The battle system is unlike anything I’ve played before, which doesn’t necessarily mean it’s bad. It’s a mix of real-time and turn-based controls. You control three characters in battle throughout the game, one at a time. Once it’s their turn, you can run, jump and shoot enemies. Everything else is frozen until your turn is over. Likewise, you’re frozen when it’s not your turn. It bodes well for you not to leave your backside prone to enemy fire, so planning is needed.


There’s two types of damage: “scratch” and “direct.” Scratch damage can be dealt by machine guns and can’t actually kill enemies, but reduces their armor, leaving them prone to direct damage (dealt by pistols and grenades). There are many other factors that affect gameplay, but in the interest of brevity, I’ll just skip right to the point: you can customize your guns in really fun, impossible ways. You can add on extra ammo clips, scopes and handles to improve the power and speed of your weapons. They have to fit in to an already-attached piece, so some fiddling is required.

The game’s challenge was only superseded by my own stupidity. The learning curve is more of a cliff, but it didn’t help that I didn’t pay attention or do any research. Customizing your gun and maximizing the potential of your attachments is the best way to get through the game, but I didn’t find out, until the very last boss, that you can move your gun around on the grid, greatly increasing the amount of space you can use. Brilliant. Only took me 52 hours of gameplay and a trip to the Internet to find out.  I also didn’t know that I could rotate the customizable parts by simply pressing the L and R buttons. Again, this is a major feature and a large part of the gameplay, and I completely missed it. There should be a warning label on the game: “lack of intelligence may affect gameplay.”
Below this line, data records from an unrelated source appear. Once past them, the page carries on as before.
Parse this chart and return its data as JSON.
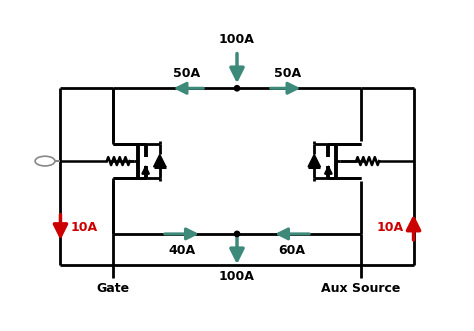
{
  "bg_color": "#ffffff",
  "line_color": "#000000",
  "green_color": "#3d8a7a",
  "red_color": "#cc0000",
  "gray_color": "#888888",
  "figsize": [
    4.74,
    3.31
  ],
  "dpi": 100,
  "labels": {
    "top_current": "100A",
    "left_top": "50A",
    "right_top": "50A",
    "left_bot": "40A",
    "right_bot": "60A",
    "bot_current": "100A",
    "left_red": "10A",
    "right_red": "10A",
    "gate_label": "Gate",
    "aux_label": "Aux Source"
  }
}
The story never really develops, but I seriously hope for another game in this world. It doesn’t necessarily have to be a sequel, but I hate seeing good creations go to waste. It also didn’t help that I didn’t pay attention and failed to use all the options the developers gave me to trudge through the difficult dungeons and overwhelming mechanics. I felt just like I did when I locked my keys in the car, with the car running. Three times.


The Last Remnant is impossible by design, and Resonance of Fate was made exponentially more difficult by my own failings. Tales of Xillia will be a nice change of pace; I’m almost positive it won’t drive me to the brink of insanity, and I haven’t read anything on it being particularly difficult. Just to be sure, I put the battles on normal difficulty.